The Sonny Dee All Stars
Please Don’t Talk About Me When I’m Gone
Mama’s Gone Goodbye
Everybody Loves My Baby
I Cried For You
Blue And Broken-Hearted
I Can’t Believe That You’re In Love With Me
I Want A Little GirL
Spain
Glad Rag Doll
Roses Of Picardy
At Sundown
If I could Be With You One Hour Tonight
Ain’t She Sweet?
Blues My Naughty Sweetie Gives To Me
Laurie Chescoe’s Goodtime Jazz
Heebie Jeebies
Stardust
Potato Head Blues
Recorded 1990 except the last three tracks, recorded in 2000
Remembering Ben Cohen Volume 1 was issued on LACD334 and this release
delves deeper into the nether reaches of a cassette recording made in 1990.
In this session, which comprises the bulk of Lake’s disc, the cornet player
leads the Sonny Dee All Stars, formed by drummer Stan Daly who had just
given up long-time membership of Harry Gold’s Pieces of Eight. Lake
recorded the All Stars on a cassette so the CD restores a decidedly
limited-availability item to greater reach. Daly was the titular Sonny Dee.
Though he was a disciple of Armstrong, the band ethos here is much
Chicago-to-Dixieland. Cohen’s punchy, no-nonsense lead suits the ethos very
well. The strong solos and rich ensembles are vividly done, propelled by
the rhythm section’s crisp appreciation of their duties. Even in a piece
which Cohen would habitually played in a style more orientated toward
Armstrong, such as the Bocage-Piron tune Mama’s Gone Goodbye,
Cohen’s driving inspiration remains Wild Bill Davison, with an admixture of
Jimmy McPartland, and Al Newman’s clarinet makes a suitably strong
impression too. The All Stars were a fine, forceful band with Pete Hodge
majoring on muted trombone and Austin Malcolm proving a deft stylist at the
piano, notably so on I Cried For You.
The gentle melancholia of Blue and Broken-Hearted is taken at a
ballad tempo whereas that standby I Want A Little Girl features
Newman’s tenor sax – which is not at all reminiscent of Bud Freeman - and
has a Cohen vocal. In the band book was Spain, a splendid old
number, which receives a fine arrangement, wafting on a springy rhythm.

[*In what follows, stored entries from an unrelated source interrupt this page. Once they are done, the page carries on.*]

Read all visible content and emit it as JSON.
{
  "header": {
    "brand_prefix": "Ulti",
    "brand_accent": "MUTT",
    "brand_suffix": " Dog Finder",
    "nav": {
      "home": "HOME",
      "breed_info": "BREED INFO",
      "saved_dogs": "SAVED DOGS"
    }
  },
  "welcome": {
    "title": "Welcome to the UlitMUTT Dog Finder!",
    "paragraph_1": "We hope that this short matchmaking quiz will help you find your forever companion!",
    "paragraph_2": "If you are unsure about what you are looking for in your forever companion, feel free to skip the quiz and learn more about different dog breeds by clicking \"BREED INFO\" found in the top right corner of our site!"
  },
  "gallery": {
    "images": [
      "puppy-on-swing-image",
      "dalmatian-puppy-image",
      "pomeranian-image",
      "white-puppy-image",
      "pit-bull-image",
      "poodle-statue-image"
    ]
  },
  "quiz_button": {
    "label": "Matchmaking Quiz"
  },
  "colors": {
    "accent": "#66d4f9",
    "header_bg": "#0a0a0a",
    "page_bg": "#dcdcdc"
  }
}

Though the Davison-Condon axis was something of lodestar for the band they
largely ignore their model’s occasionally interminable ‘go round’ solos at
the end of numbers. In fact, it’s only during At Sundown that the
All Stars especially indulge this tactic, and even here – because of its
rarity during the set – it actually comes as a pleasant surprise. Meanwhile
Malcolm can stretch out with the rhythm section on Ain’t She Sweet?
There’s a bonus of three tracks featuring Cohen with Laurie Chescoe’s
Goodtime Jazz. On the one track in which they duet on cornets Cohen and
Dave Hewett sound not unlike an amalgam of Bunny Berigan and Ziggy Elman.
This trio of pieces is also attractive though beware the tracking, which
has gone awry. Track 15 is Stardust and not Heebie Jeebies.
With admiring notes and good sound quality – the tape has come up well -
this is once more recommendable to Cohen’s admirers.